C'est pour cette raison et pour un grand nombre d'autres, que j'ai tant recommandé, en traitant du premier degré d'oraison et de la première eau qui arrose le jardin spirituel, de commencer par se détacher de toute espèce de contentement, et d'entrer dans la carrière avec une seule résolution, celle d'aider Jésus-Christ à porter sa croix.
Je reviens maintenant aux artifices du démon et aux douceurs qu'il procure, et je dis que le moyen sûr de les éviter, c'est d'avoir, dès le début de la vie spirituelle, une énergique résolution d'aller toujours par le chemin de la croix, sans désirer les consolations intérieures. Le divin Maître lui-même nous a montré ce chemin comme celui de la perfection, quand il a dit: « Prends ta croix, et marche à ma suite. » Il est notre modèle, et en suivant ses conseils, dans l'unique but de lui plaire, nous n'avons rien à craindre…

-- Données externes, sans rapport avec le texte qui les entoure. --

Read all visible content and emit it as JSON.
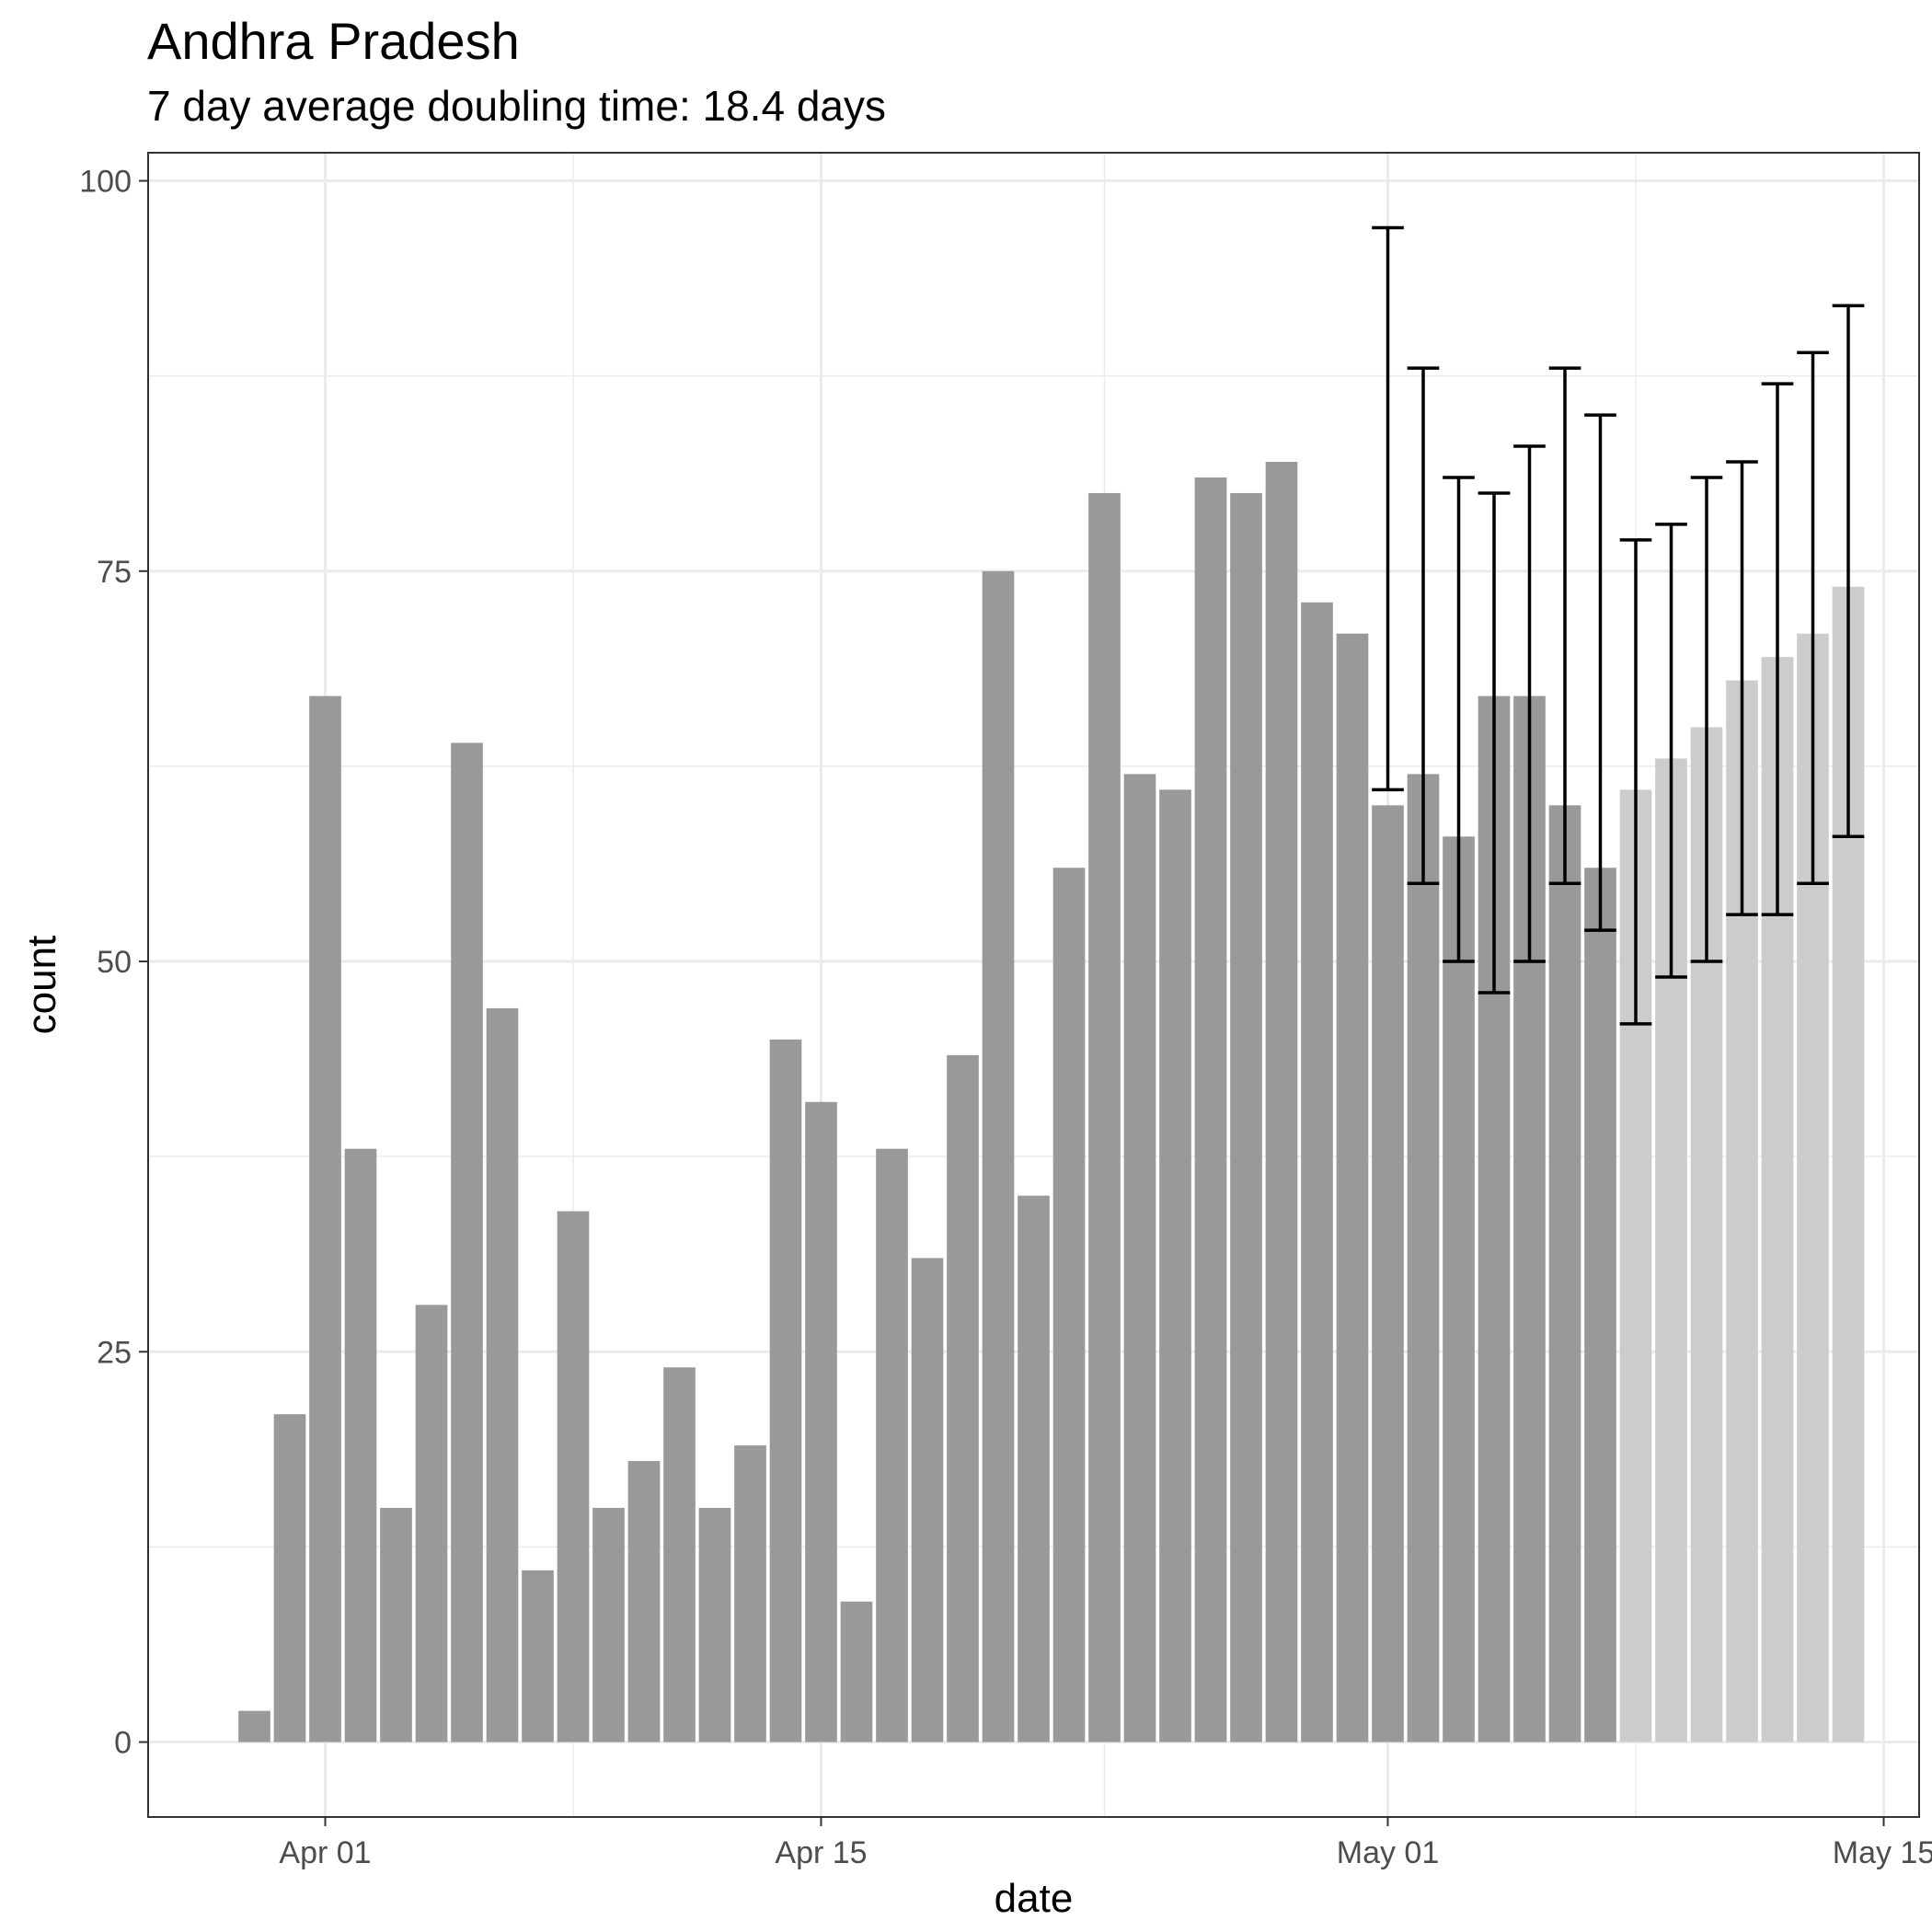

Quand c'est l'esprit de Dieu qui agit, il n'est pas nécessaire de chercher péniblement des considérations pour nous humilier et nous confondre. Le Seigneur lui même enseigne et grave au fond du cœur une humilité vraie, et bien différente de celle que nous pouvons acquérir par nos faibles réflexions. Elle porte dans l'âme une lumière incomparablement plus vive, et la pénètre d'une confusion qui la réduit au néant. Dieu lui montre, avec une souveraine évidence, que de son fonds elle ne possède aucun bien et plus les grâces dont il la favorise sont grandes, plus cette vue est claire pour elle. Il allume dans l'âme un ardent désir de faire des progrès dans l'oraison et l'affermit dans le dessein de ne jamais l'abandonner, quelles que soient les peines qui s'y rencontrent; ces peines, elle les accepte à l'avance. De plus, il lui inspire une ferme confiance de son salut, mêlée pourtant d'humilité et de crainte. Il bannit bientôt la crainte servile, et met en sa place une crainte filiale, dans un bien plus haut degré de perfection. Cette âme voit naître en elle un amour de Dieu très dégagé de tout intérêt propre, et elle soupire après les heures de la solitude pour mieux savourer les délices de cet amour…

C'est la saison où les fleurs vont paraître dans leur éclat; il ne leur manque, pour ainsi dire, qu'un souffle pour s'épanouir. Et cela, l'âme le voit d'une vue très claire; il lui est impossible, dans ces heureux moments, de douter de la présence de Dieu en elle. Si cependant elle retombe dans ses fautes et ses imperfections, alors elle s'alarme de tout, et cette crainte lui est salutaire…

Le souvenir des faveurs reçues est plus puissant pour ramener à Dieu des âmes ainsi faites, que la plus vive peinture de tous les châtiments de l'enfer. C'est du moins ce qu'éprouvait la mienne, quoiqu'elle fût si faible dans la vertu.